A line from one of my recent poems, “Life”, best explains my old thought pattern:
I had standards in place. There were things I would never compromise, my non-negotiables. But my deep longing for the hand holding, the forehead kisses, the Facebook & Instagram likes, & the relationship status overshadowed my needs.
I sacrificed what I KNEW God wanted me to have in His timing in order to satisfy voids that were only filled temporarily in my timing.
So that checklist I had, filled with things I absolutely needed from my significant other that were set in stone, became a piece of paper with eraser & scribble marks. “It’s ok” & “I’ll just deal with it” &, my favorite, “just pretend it didn’t happen” were teddy bear like phrases I’d hold onto at night to keep it together. Mix that with droplets of pride that helped me maintain the facade to the outside world that I was happy & enjoying life & ta da! You had a broken soul who was willing to let her heart be stabbed over & over if it meant not being single.
5 years of being disrespected, lied to, cheated on, used, & everything my original gold plated checklist wouldn’t allow; yet & still, I’d bought my venue, my wedding dress, my invitations, my decorations, all of it. Two of my closest friends were nearing engagement & I just HAD to beat them. There goes that pride again. Yuck. I just couldn’t face the embarrassment my mind convinced me would arise if I faced the truth.
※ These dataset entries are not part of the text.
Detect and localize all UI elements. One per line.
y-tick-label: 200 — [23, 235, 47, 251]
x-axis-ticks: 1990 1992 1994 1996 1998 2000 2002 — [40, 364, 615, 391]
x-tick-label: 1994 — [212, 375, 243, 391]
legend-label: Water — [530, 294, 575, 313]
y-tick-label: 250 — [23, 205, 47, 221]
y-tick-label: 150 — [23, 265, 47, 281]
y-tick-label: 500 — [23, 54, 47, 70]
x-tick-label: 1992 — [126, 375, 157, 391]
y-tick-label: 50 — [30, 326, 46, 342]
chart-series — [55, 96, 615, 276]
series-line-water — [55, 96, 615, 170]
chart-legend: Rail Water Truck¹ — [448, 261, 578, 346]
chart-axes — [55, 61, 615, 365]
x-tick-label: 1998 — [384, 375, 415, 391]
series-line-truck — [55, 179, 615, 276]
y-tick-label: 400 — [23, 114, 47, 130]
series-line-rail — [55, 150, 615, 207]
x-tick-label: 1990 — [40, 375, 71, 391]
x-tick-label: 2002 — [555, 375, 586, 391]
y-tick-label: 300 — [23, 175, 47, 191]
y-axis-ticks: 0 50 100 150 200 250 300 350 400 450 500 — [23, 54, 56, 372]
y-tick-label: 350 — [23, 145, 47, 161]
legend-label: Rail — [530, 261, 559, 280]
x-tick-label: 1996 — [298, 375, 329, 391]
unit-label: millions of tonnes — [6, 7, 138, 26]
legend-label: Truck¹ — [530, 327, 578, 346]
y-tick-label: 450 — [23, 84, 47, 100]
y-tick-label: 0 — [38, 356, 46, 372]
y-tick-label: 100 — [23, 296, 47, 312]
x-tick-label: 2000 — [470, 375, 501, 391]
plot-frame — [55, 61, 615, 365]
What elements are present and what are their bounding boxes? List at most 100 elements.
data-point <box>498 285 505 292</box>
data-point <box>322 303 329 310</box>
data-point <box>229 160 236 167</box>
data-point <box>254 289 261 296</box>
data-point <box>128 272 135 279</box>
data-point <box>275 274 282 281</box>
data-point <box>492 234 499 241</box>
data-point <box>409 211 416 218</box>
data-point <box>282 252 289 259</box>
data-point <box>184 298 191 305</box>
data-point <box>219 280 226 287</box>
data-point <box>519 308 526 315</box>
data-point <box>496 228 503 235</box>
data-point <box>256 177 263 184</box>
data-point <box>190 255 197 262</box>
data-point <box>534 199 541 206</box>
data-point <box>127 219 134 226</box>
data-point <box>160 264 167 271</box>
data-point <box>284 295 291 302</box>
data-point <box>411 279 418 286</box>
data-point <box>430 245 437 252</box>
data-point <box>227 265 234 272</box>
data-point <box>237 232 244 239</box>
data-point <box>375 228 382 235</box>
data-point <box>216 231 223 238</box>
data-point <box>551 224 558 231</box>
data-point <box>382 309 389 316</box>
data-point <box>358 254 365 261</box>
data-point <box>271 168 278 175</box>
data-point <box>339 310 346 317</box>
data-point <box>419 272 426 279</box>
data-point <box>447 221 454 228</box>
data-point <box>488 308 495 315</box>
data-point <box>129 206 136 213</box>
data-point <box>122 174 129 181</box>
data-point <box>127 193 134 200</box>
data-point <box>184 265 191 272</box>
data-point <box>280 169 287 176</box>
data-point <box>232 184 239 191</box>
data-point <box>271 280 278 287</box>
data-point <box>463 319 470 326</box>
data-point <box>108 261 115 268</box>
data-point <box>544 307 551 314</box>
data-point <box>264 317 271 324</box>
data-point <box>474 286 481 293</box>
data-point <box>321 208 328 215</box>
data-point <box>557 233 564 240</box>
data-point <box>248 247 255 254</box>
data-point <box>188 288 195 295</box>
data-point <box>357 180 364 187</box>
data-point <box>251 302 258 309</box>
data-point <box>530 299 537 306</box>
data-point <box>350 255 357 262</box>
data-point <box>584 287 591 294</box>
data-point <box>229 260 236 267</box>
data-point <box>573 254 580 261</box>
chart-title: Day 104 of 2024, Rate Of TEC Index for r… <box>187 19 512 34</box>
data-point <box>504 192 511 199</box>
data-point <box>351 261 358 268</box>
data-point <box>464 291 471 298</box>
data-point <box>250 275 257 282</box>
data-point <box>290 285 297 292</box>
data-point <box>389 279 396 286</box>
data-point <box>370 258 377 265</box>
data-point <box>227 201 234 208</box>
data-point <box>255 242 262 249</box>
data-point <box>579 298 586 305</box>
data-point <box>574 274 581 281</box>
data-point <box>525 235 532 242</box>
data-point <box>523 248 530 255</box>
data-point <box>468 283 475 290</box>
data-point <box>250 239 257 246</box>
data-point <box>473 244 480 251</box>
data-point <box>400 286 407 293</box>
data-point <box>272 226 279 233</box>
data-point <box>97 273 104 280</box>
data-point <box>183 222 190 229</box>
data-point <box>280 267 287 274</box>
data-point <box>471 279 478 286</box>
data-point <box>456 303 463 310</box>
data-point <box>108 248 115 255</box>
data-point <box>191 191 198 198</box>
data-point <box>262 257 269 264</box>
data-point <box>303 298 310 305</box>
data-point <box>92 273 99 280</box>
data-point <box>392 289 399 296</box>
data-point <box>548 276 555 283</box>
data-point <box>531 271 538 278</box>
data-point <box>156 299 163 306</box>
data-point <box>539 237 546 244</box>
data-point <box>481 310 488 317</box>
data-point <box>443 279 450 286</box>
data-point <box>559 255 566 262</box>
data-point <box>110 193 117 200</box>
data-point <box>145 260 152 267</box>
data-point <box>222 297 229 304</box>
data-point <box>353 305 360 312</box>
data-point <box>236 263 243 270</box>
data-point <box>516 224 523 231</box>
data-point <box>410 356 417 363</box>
But why? Why would I allow this? Anyone who knows me knows I don’t stand for injustice. I am THAT person who will stay on hold for 30 minutes while calling corporate for a complaint. (Don’t judge me). I was especially that “uh uh, girl walk away, God has better for you” person. So why couldn’t I take my own advice? Why would someone, as strong & independent as I was, endure such madness? The same reason we all settle: identity crisis.
I didn’t know who I was. People encouragingly told me. I was prophesied over. God spoke to me. But the problem was I didn’t BELIEVE it. I didn’t fully understand who I was & what my value & worth were. A person who sells a 2016 Porsche convertible for $1,000 clearly does not know its worth. THAT was my problem.
I was selling myself short because I didn’t know my worth. I depreciated my value. It wasn’t until I allowed God to move in my life by removing what was suffocating me, 1 month before my wedding, that my eyes were opened to the truth: that I was fearfully & wonderfully made & deserved to be treated as such. Almost 2 years later, I have now found my true identity in Christ & LOVE being single, not only because I see that I don’t NEED a man, but because I can take this time to get closer to God. “Single” is no longer a word that makes me cringe because I realize who I am cannot be found in another person.
Moral of the story, if you are in a season of singleness, understand this: You have to understand & appreciate who you are alone. A relationship should complement, not dictate who you are.
It may seem cliche, but timing is everything. Waiting. Patience. Timing. Words I now adore.